Das Wort für das heutige Lesetreffen ist „Athen”.

Das stresst mich. Ich habs nicht so mit der antiken Mythologie. Was sonst außer Mythen soll man aber mitbringen, wenns um Athen geht? Mir jedenfalls fällt nichts ein. In allerletzter Sekunde (und eine Sekunde vor Abgabe meiner Wahlzettel zu Europa-, Kreis- und und Kommunalwahlen in der Grundschule um die Ecke) ziehe ich die Lysistrate vom obersten Regalbrett: Reclamheftchen mehrerer Jahrzehnte vereinigt euch!

Als Dorle mit Fürst Pücklers Reisebericht durch Griechenland anfängt und mehr und mehr Vergnügen am Vorlesen jener vergangenen Sprach- und Erlebniswelt findet, starre ich noch indifferent aufs Teppichmuster. I.`s Geschichte der Namensgebung der Pflanzenwelt, die seinerzeit ein gewisser Theophrast aus Athen angeleiert habe, lässt meine Augenlider schon gefährlich sinken. Bei dem Krimi, aus dem A. vorliest, geht es um lauter Mordopfer, denen nur eins gemeinsam ist, nämlich dass sie alle irgendwann in ihrem Leben einmal in Athen gewesen sind, und ich werde für einen Augenblick wieder wach. Den Rest gibt mir dann allerdings ein historischer Roman, angesiedelt in?, richtig, Athen! G. hat ihn mitgebracht, und die Stelle, die er sich zum Vorlesen ausgewählt hat, ist eine unendliche Kette von Was-hätte-sein-können-wenn-Konstruktionen. Da fallen selbst I. die Augen zu.
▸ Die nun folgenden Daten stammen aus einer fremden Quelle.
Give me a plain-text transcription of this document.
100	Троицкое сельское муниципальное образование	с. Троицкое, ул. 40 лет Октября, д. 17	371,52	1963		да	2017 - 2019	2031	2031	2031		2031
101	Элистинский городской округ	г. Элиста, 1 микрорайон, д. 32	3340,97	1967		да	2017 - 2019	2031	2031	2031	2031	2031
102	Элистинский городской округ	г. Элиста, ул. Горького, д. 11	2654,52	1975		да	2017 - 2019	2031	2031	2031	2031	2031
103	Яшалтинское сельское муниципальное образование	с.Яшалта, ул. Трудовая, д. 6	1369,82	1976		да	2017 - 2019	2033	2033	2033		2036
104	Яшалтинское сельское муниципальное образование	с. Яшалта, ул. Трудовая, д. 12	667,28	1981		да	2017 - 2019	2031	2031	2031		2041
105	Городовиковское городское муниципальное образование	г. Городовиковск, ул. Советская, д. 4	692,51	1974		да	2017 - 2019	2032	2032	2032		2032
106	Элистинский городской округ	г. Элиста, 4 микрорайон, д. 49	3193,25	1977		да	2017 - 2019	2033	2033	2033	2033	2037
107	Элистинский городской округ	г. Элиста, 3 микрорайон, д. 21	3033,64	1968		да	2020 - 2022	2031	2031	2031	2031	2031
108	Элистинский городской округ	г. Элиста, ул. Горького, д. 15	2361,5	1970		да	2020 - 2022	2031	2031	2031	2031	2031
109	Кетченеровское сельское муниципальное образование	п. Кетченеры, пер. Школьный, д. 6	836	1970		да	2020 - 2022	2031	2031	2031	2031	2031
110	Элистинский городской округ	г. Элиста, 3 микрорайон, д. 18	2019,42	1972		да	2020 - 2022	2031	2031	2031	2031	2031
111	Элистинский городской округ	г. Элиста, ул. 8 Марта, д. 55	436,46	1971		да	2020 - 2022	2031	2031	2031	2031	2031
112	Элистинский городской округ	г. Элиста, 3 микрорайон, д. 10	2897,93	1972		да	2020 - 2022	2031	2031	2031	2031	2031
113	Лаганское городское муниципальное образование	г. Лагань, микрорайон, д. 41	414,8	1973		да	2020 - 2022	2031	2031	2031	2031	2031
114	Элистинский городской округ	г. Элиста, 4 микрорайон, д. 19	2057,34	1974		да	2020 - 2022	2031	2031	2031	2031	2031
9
Die Reihe ist an mir. Warum ich zwei Exemplare der Lysistrate besitze, entzieht sich meiner Kenntnis, doch jetzt kommen sie uns zugute. Ein drittes findet sich noch in Dorles Bücherregal. Schnell sind die Rollen verteilt; I., die von uns allen am besten vorträgt, soll die Lampito lesen, das ist mir wichtig. Ich selber lasse mir die Rolle der Lysistrate nicht nehmen. Ist ja schließlich mein Beitrag für diesen Nachmittag.

I. macht ihre Sache wie immer großartig. Allgemeine Freude über diese ganz prima versauten Stellen, die der alte Herr Aristophanes sich da vor 2500 Jahren hat einfallen lassen. Chapeau! Und dann wird es doch wieder spät und der Tatort ist nun auch vorbei, und ich, ich freue mich nur noch aufs Telefonieren mit PM,

(der später fragen wird: Warum habt ihr nicht Alexis Sorbas genommen?)